Miércoles 14 de mayo de 2015)
En esta cuarta
entrega, el autor introduce los nombres de Sigmund Freud y Federico Nietzsche
para continuar con su repaso y análisis de “Los siete locos” y “Los
Lanzallamas”, novelas de Roberto Arlt adaptadas por Ricardo Piglia para la
Televisión Pública.
Crimen
y sentimiento de culpa.

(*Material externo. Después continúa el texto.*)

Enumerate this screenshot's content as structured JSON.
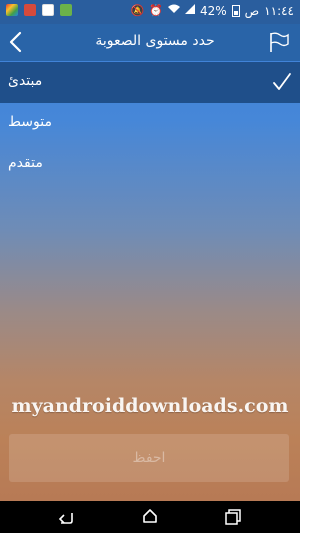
{
  "status_bar": {
    "time": "١١:٤٤",
    "period": "ص",
    "battery": "42%",
    "icons": [
      "mail-app-icon",
      "phone-app-icon",
      "photo-app-icon",
      "gallery-app-icon",
      "alarm-icon",
      "mute-icon",
      "wifi-icon",
      "signal-icon",
      "battery-icon"
    ]
  },
  "toolbar": {
    "title": "حدد مستوى الصعوبة",
    "back_icon": "chevron-left-icon",
    "flag_icon": "flag-icon"
  },
  "levels": [
    {
      "label": "مبتدئ",
      "selected": true
    },
    {
      "label": "متوسط",
      "selected": false
    },
    {
      "label": "متقدم",
      "selected": false
    }
  ],
  "watermark": "myandroiddownloads.com",
  "save_button": "احفظ",
  "nav": {
    "back_icon": "nav-back-icon",
    "home_icon": "nav-home-icon",
    "recent_icon": "nav-recent-icon"
  },
  "colors": {
    "toolbar": "#2964a8",
    "selected_row": "#1f4f8a",
    "status_bar": "#2a5e9e"
  }
}
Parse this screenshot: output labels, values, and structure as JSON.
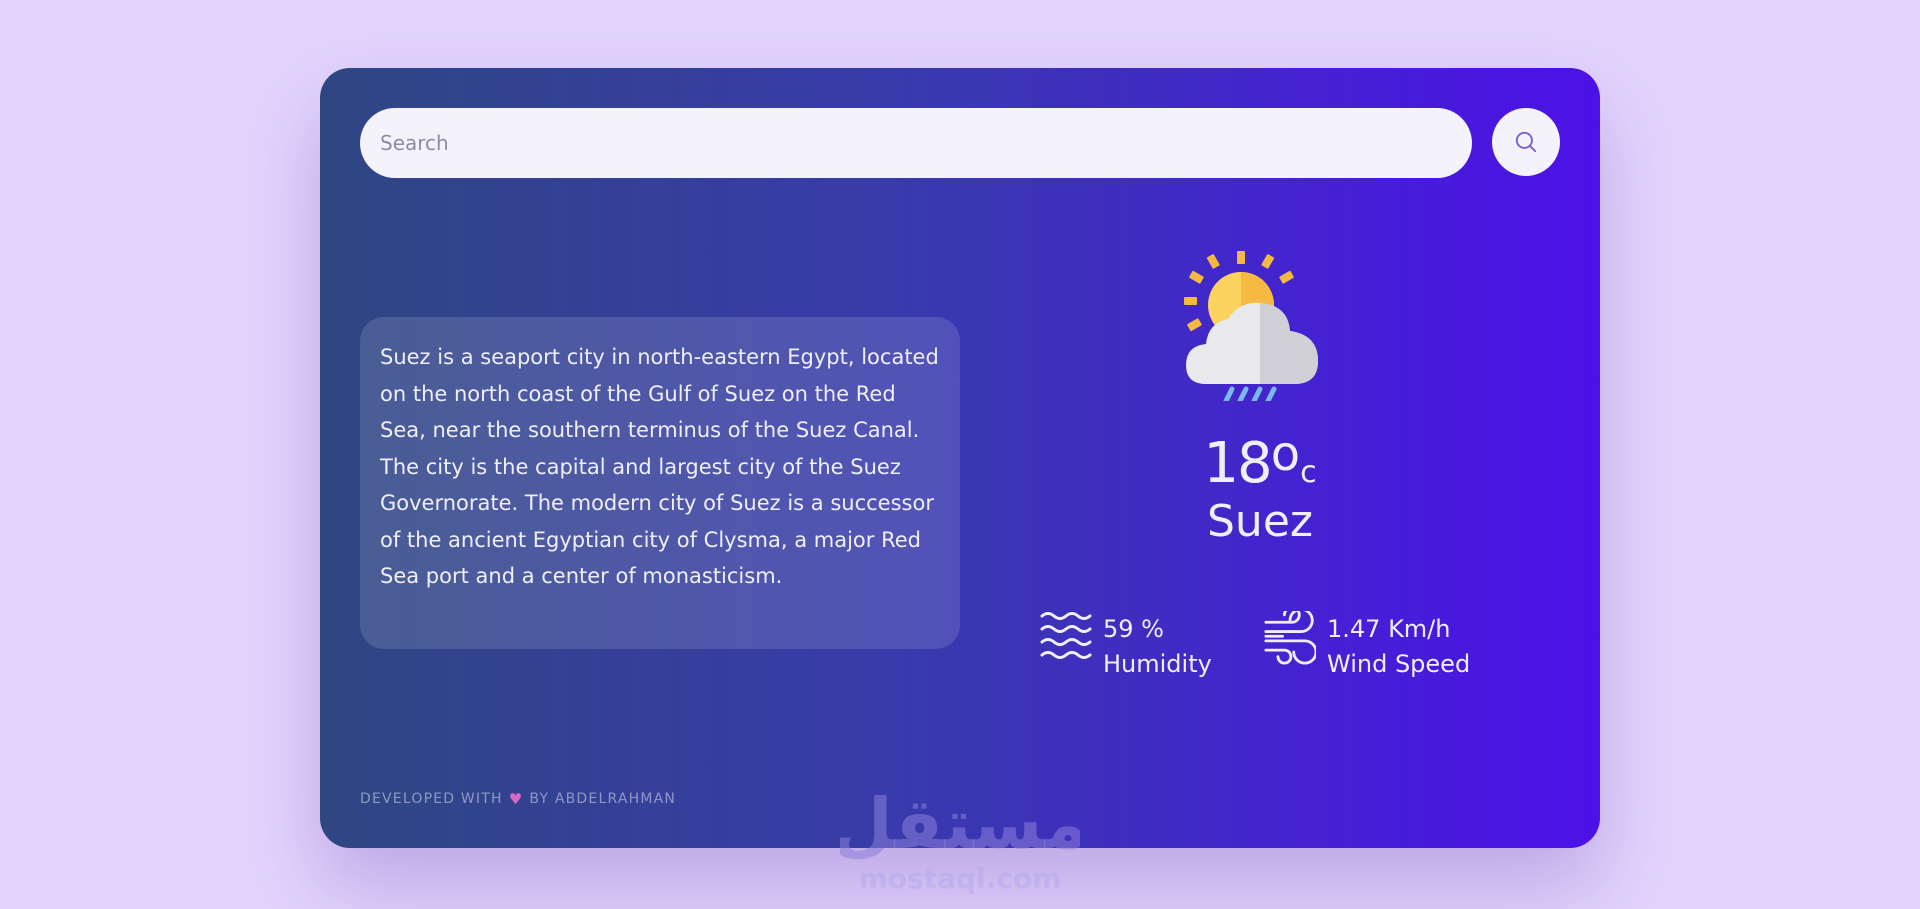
{
  "search": {
    "placeholder": "Search",
    "value": ""
  },
  "description": "Suez is a seaport city in north-eastern Egypt, located on the north coast of the Gulf of Suez on the Red Sea, near the southern terminus of the Suez Canal. The city is the capital and largest city of the Suez Governorate. The modern city of Suez is a successor of the ancient Egyptian city of Clysma, a major Red Sea port and a center of monasticism.",
  "weather": {
    "icon": "sun-cloud-rain-icon",
    "temperature": "18",
    "degree_symbol": "o",
    "unit": "c",
    "city": "Suez"
  },
  "stats": {
    "humidity": {
      "value": "59 %",
      "label": "Humidity",
      "icon": "waves-icon"
    },
    "wind": {
      "value": "1.47 Km/h",
      "label": "Wind Speed",
      "icon": "wind-icon"
    }
  },
  "footer": {
    "prefix": "DEVELOPED WITH",
    "heart": "♥",
    "suffix": "BY ABDELRAHMAN"
  },
  "watermark": {
    "text": "مستقل",
    "subtext": "mostaql.com"
  },
  "colors": {
    "page_background": "#e3d4fd",
    "card_gradient_start": "#2f4682",
    "card_gradient_end": "#4c10e8",
    "input_background": "#f4f3fb",
    "text": "#f1eefc",
    "heart": "#d86ac4"
  }
}
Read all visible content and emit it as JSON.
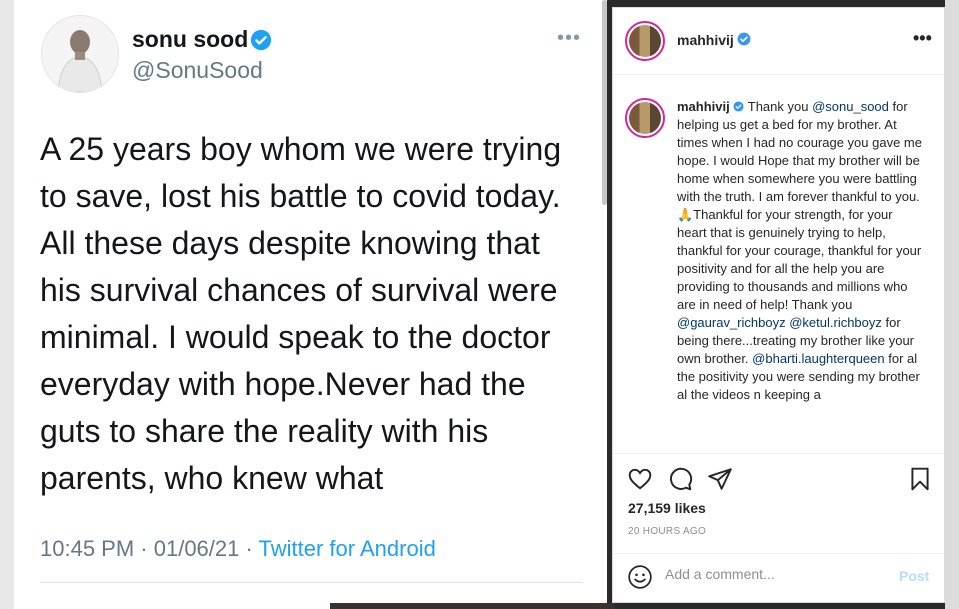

Ambos términos, tan presentes en estas novelas de
Roberto Arlt que venimos trabajando en estas entregas publicadas semanalmente
por Marcha, pueden ser leídos desde
dos autores que, el propio Arlt, tenía bien leídos: Federico Nietzsche y
Sigmund Freud.
Leídos
desde Nietzsche, podemos pensar ciertos tramos de “Los siete locos” y “Los
lanzallamas” como la expresión cabal del drama del hombre moderno: aquel que ha
cometido ese crimen terrible que implicó haber asesinado a Dios, borrando del
horizonte todos los elementos que, hasta entonces, otorgaban sentido a la
existencia, como ya.
Leídos
desde Freud (“Totem y Tabú”), en cambio, ese sentimiento de culpa tiene que ver
con algo acontecido en un tiempo mucho más lejano aún, en el momento preciso en
que la humanidad comenzaba a ser tal. La conspiración de los hermanos de la
horda primitiva que culmina en el asesinato del despótico padre primordial. De
allí en más –es decir, desde que el hombre es hombre–, en adelante, cada
generación ha reactualizado simbólicamente aquel complot, y aquel asesinato.
Ahora
bien, esta reactualización se produce ya no afuera sino adentro de cada sujeto.
A la agresión consumada (parricidio primordial), siguió el arrepentimiento,
producto del sentimiento de ambivalencia hacia el padre: odio, pero también
amor. Ese amor que lleva a la identificación, producto de la cual va a
instituirse el superyó, depositario del poder de castigo y creador de las
limitaciones necesarias para prevenir la perpetuación del crimen en la
historia. Esta agresión del hijo hacia el padre, luego sofocada, es la fuente
del sentimiento de culpa que, una vez exteriorizada, se expresa como necesidad
de castigo.
Por
supuesto, la forma “correcta” de tramitar este conflicto conducirá a cada
sujeto a una vida “normal”, vía resolución adecuada del complejo de Edipo.
¿Pero qué pasa cuando esa tramitación no encuentra sus carriles adecuados,
cuando los diques de contención psíquica son desbordados por otras fuerzas?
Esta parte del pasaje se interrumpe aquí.